The osekit.core_api.spectro_data.SpectroData.sx_dtype
property can be set to either complex
(default) or float
to return either the spectrum matrices as complex numbers or absolute values, respectively.
The spectrum matrices can be converted to decibels thanks to the osekit.core_api.spectro_data.SpectroData.to_db()
method.
This method will convert the matrix values either to dB SPL (re Instrument.P_REF
) if an Instrument was provided to the AudioData
or to dB FS otherwise.
The spectrum matrices can then be exported to npz files thanks to the osekit.core_api.spectro_data.SpectroData.write()
method.
sd = SpectroData.from_audio_data(data=ad, fft=sft)
sx = sd.get_value()
sx_db = sd.to_db(sx)
# If sx has already been computed, you can pass it as a parameter to avoid re-computing it.
# Otherwise, it will just be computed from scratch.
sd.write(Path(r"output_folder"), sx=sx)
Plot and export#
Spectrograms can be plotted from the SpectroData
objects thanks to the osekit.core_api.spectro_data.SpectroData.plot()
method.
OSEkit uses pyplot for plotting spectrograms. A pyplot Axes
can be provided to the SpectroData.plot()

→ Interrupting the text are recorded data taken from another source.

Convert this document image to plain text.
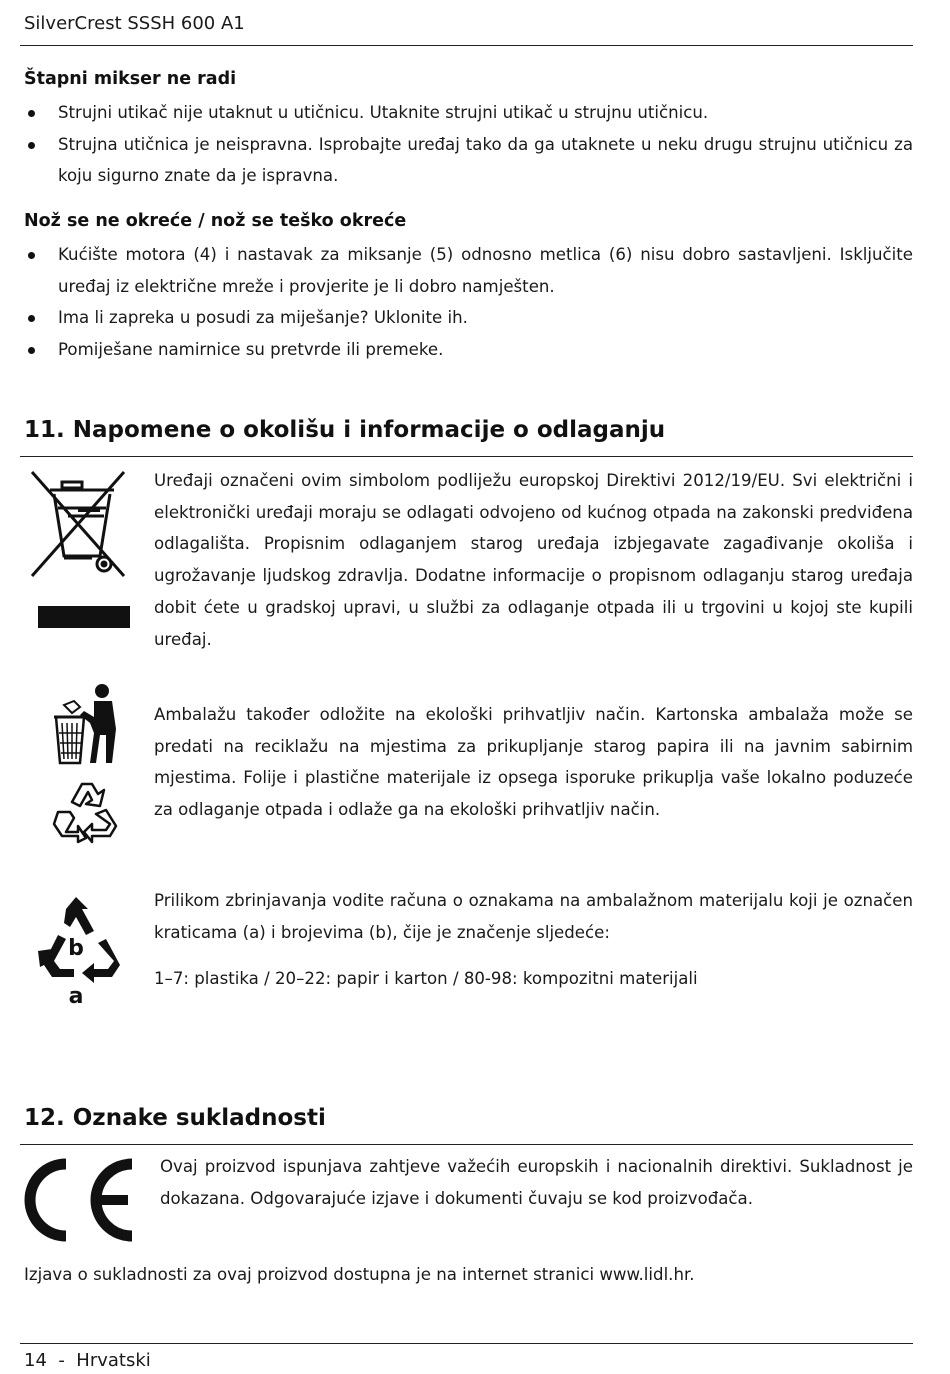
SilverCrest SSSH 600 A1
Štapni mikser ne radi
Strujni utikač nije utaknut u utičnicu. Utaknite strujni utikač u strujnu utičnicu.
Strujna utičnica je neispravna. Isprobajte uređaj tako da ga utaknete u neku drugu strujnu utičnicu za koju sigurno znate da je ispravna.
Nož se ne okreće / nož se teško okreće
Kućište motora (4) i nastavak za miksanje (5) odnosno metlica (6) nisu dobro sastavljeni. Isključite uređaj iz električne mreže i provjerite je li dobro namješten.
Ima li zapreka u posudi za miješanje? Uklonite ih.
Pomiješane namirnice su pretvrde ili premeke.
11. Napomene o okolišu i informacije o odlaganju

Uređaji označeni ovim simbolom podliježu europskoj Direktivi 2012/19/EU. Svi električni i elektronički uređaji moraju se odlagati odvojeno od kućnog otpada na zakonski predviđena odlagališta. Propisnim odlaganjem starog uređaja izbjegavate zagađivanje okoliša i ugrožavanje ljudskog zdravlja. Dodatne informacije o propisnom odlaganju starog uređaja dobit ćete u gradskoj upravi, u službi za odlaganje otpada ili u trgovini u kojoj ste kupili uređaj.

Ambalažu također odložite na ekološki prihvatljiv način. Kartonska ambalaža može se predati na reciklažu na mjestima za prikupljanje starog papira ili na javnim sabirnim mjestima. Folije i plastične materijale iz opsega isporuke prikuplja vaše lokalno poduzeće za odlaganje otpada i odlaže ga na ekološki prihvatljiv način.

b
a

Prilikom zbrinjavanja vodite računa o oznakama na ambalažnom materijalu koji je označen kraticama (a) i brojevima (b), čije je značenje sljedeće:

1–7: plastika / 20–22: papir i karton / 80-98: kompozitni materijali

12. Oznake sukladnosti

Ovaj proizvod ispunjava zahtjeve važećih europskih i nacionalnih direktivi. Sukladnost je dokazana. Odgovarajuće izjave i dokumenti čuvaju se kod proizvođača.

Izjava o sukladnosti za ovaj proizvod dostupna je na internet stranici www.lidl.hr.

14  -  Hrvatski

method to specify an Axes in which to plot the spectrogram:
from osekit.core_api.spectro_data import SpectroData
import matplotlib.pyplot as plt
sd = SpectroData(...) # See SpectroData documentation
sd.plot() # This will plot on a default figure
plt.show()
_, axs = plt.subplots(2,1)
sd.plot(ax=axs[0])
plt.show() # The spectrogram will be plotted on the top Axes of the figure
Custom frequency scales#
The y-axis of the spectrograms can be parametrized thanks to the osekit.core_api.frequency_scale.Scale
class.
The custom Scale
is made of ScalePart
(osekit.core_api.frequency_scale.ScalePart
). Each ScalePart
correspond to a given frequency range on a given area of the y-axis:
from osekit.core_api.frequency_scale import Scale, ScalePart
scale = Scale(
[
ScalePart(
p_min=0., # From 0% of the axis
p_max=.5, # To 50% of the axis
f_min=5_000., # From 5 kHz
f_max=20_000, # To 20 kHz
),
ScalePart(
p_min=.5, # From 50% of the axis
p_max=.7, # To 70% of the axis
f_min=0., # From 5 kHz
f_max=3_000., # To 20 kHz
),
ScalePart(
p_min=.7, # From 70% of the axis
p_max=1., # To 100% of the axis
f_min=0., # From 0 Hz
f_max=72_000, # To 72 kHz
),
],
)
fig, axs = plt.subplots(2,1)
sd.plot(ax=axs[0]) # We plot the full spectrogram at the top
sd.plot(ax=axs[1],scale=scale) # And the custom scale one at the bottom
plt.subplots_adjust(left=0, right=1, top=1, bottom=0, hspace=0, wspace=0)
plt.show()
The resulting figure presents the full-scale spectrogram at the top (from 0 to 72 kHz), and the custom-scale one at the bottom:

LTAS Data#
OSEkit provides the osekit.core_api.ltas_data.LTASData
class for computing and plotting LTAS (Long-Term Average Spectrum).
LTAS are suitable when a spectrum is computed over a very long time and that the spectrum matrix time dimension reach a really high value. In that case, time bins can be averaged to form a LTAS, which time resolution is lower than that of the original spectrum.
In OSEkit, LTAS are computed recursively: the user specifies a target number of time bins in the spectrum matrix, noted n_bins
.
The visualization below depicts the process: the LTAS is computed with a target n_bins = 3000
.
Yellow rectangles depict the audio data (the x-axis being the time axis), and the number in the lower right
corner depicts the number of time bins in the spectrum matrix for this audio data.
The audio is recursively split in n_bins
parts (it is split in 3 in the
representation instead of 3000 for clarity purposes) until the number of time bins in the matrix gets below n_bins
.
Then, these spectrum parts are computed (hatched rectangles) and averaged across the time axis (filled rectangles).

LTASData
objects inherit from SpectroData
. It uses the same methods, only the additionnal nb_time_bins
parameter
should be provided:
ad = AudioData(...) # See AudioData documentation
sft = ShortTimeFFT(win = 1024, hop = 512, fs = ad.sample_rate)
ltas = LTASData.from_audio_data(data=ad, fft=sft, nb_time_bins=3000)
ltas.plot()
plt.show()
A SpectroData
object can be turned into a LTASData
thanks to the osekit.core_api.ltas_data.LTASData.from_spectro_data()
method.